In the notes on Rule 60, it explains a bit what the rules are for:
When promulgated, the rules contained a number of provisions, including those found in Rule 60(b), describing the practice by a motion to obtain relief from judgments, and these rules, coupled with the reservation in Rule 60(b) of the right to entertain a new action to relieve a party from a judgment, were generally supposed to cover the field....
The reconstruction of Rule 60(b) has for one of its purposes a clarification of this situation. Two types of procedure to obtain relief from judgments are specified in the rules as it is proposed to amend them. One procedure is by motion in the court and in the action in which the judgment was rendered. The other procedure is by a new or independent action to obtain relief from a judgment, which action may or may not be begun in the court which rendered the judgment. Various rules, such as the one dealing with a motion for new trial and for amendment of judgments, Rule 59, ... and one for judgment notwithstanding the verdict, Rule 50(b), and including the provisions of Rule 60(b) as amended, prescribe the various types of cases in which the practice by motion is permitted. In each case there is a limit upon the time within which resort to a motion is permitted, and this time limit may not be enlarged under Rule 6(b). If the right to make a motion is lost by the expiration of the time limits fixed in these rules, the only other procedural remedy is by a new or independent action to set aside a judgment upon those principles which have heretofore been applied in such an action. ...
To illustrate the operation of the amendment, it will be noted that under Rule 59(b) as it now stands, without amendment, a motion for new trial on the ground of newly discovered evidence is permitted within ten days after the entry of the judgment, or after that time upon leave of the court. It is proposed to amend Rule 59(b) by providing that under that rule a motion for new trial shall be served not later than ten days after the entry of the judgment, whatever the ground be for the motion, whether error by the court or newly discovered evidence. On the other hand, one of the purposes of the bill of review in equity was to afford relief on the ground of newly discovered evidence long after the entry of the judgment. Therefore, to permit relief by a motion similar to that heretofore obtained on bill of review. Rule 60(b) as amended permits an application for relief to be made by motion, on the ground of newly discovered evidence, within one year after judgment. Such a motion under Rule 60(b) does not affect the finality of the judgment, but a motion under Rule 59, made within 10 days, does affect finality and the running of the time for appeal.

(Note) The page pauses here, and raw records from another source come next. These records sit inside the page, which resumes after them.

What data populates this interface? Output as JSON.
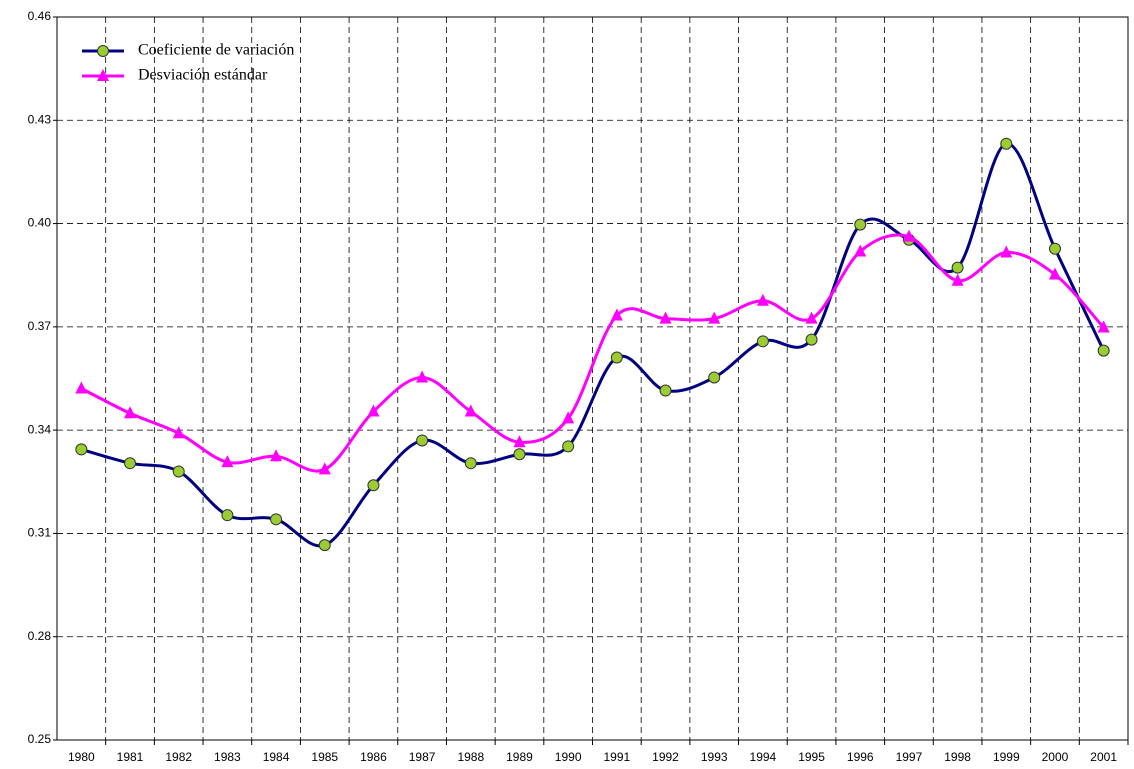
{
  "chart_data": {
    "type": "line",
    "categories": [
      "1980",
      "1981",
      "1982",
      "1983",
      "1984",
      "1985",
      "1986",
      "1987",
      "1988",
      "1989",
      "1990",
      "1991",
      "1992",
      "1993",
      "1994",
      "1995",
      "1996",
      "1997",
      "1998",
      "1999",
      "2000",
      "2001"
    ],
    "series": [
      {
        "name": "Coeficiente de variación",
        "color": "#000080",
        "marker": "circle",
        "marker_color": "#9acd32",
        "values": [
          0.3344,
          0.3304,
          0.328,
          0.3153,
          0.3141,
          0.3066,
          0.324,
          0.337,
          0.3304,
          0.333,
          0.3353,
          0.3611,
          0.3515,
          0.3553,
          0.3658,
          0.3663,
          0.3997,
          0.3953,
          0.3872,
          0.4232,
          0.3927,
          0.3631
        ]
      },
      {
        "name": "Desviación estándar",
        "color": "#ff00ff",
        "marker": "triangle",
        "marker_color": "#ff00ff",
        "values": [
          0.3521,
          0.3449,
          0.3391,
          0.3307,
          0.3324,
          0.3286,
          0.3454,
          0.3553,
          0.3454,
          0.3365,
          0.3434,
          0.3733,
          0.3724,
          0.3724,
          0.3776,
          0.3724,
          0.3919,
          0.3962,
          0.3834,
          0.3916,
          0.3852,
          0.3698
        ]
      }
    ],
    "ylim": [
      0.25,
      0.46
    ],
    "yticks": [
      0.25,
      0.28,
      0.31,
      0.34,
      0.37,
      {
        "value": 0.4,
        "label": "0.40"
      },
      0.43,
      0.46
    ],
    "grid": true,
    "smooth": true,
    "legend_position": "upper left"
  }
}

So, SCO is in effect asking for relief, based on "newly discovered" evidence. I think that is why they have been asked to refile as a new motion. But is it newly discovered? Or previously hidden? That will be Judge Kimball's job, to parse out which it is, and he has to give SCO a fair hearing. I know he will, but he doesn't miss much. I also don't expect the ultimate outcome to depend at all on this particular motion or the "newly discovered" evidence. But it could have some effect on a later appeal, so it will be addressed by the court with seriousness of purpose, whether or not it's just another SCO sleight-of-hand.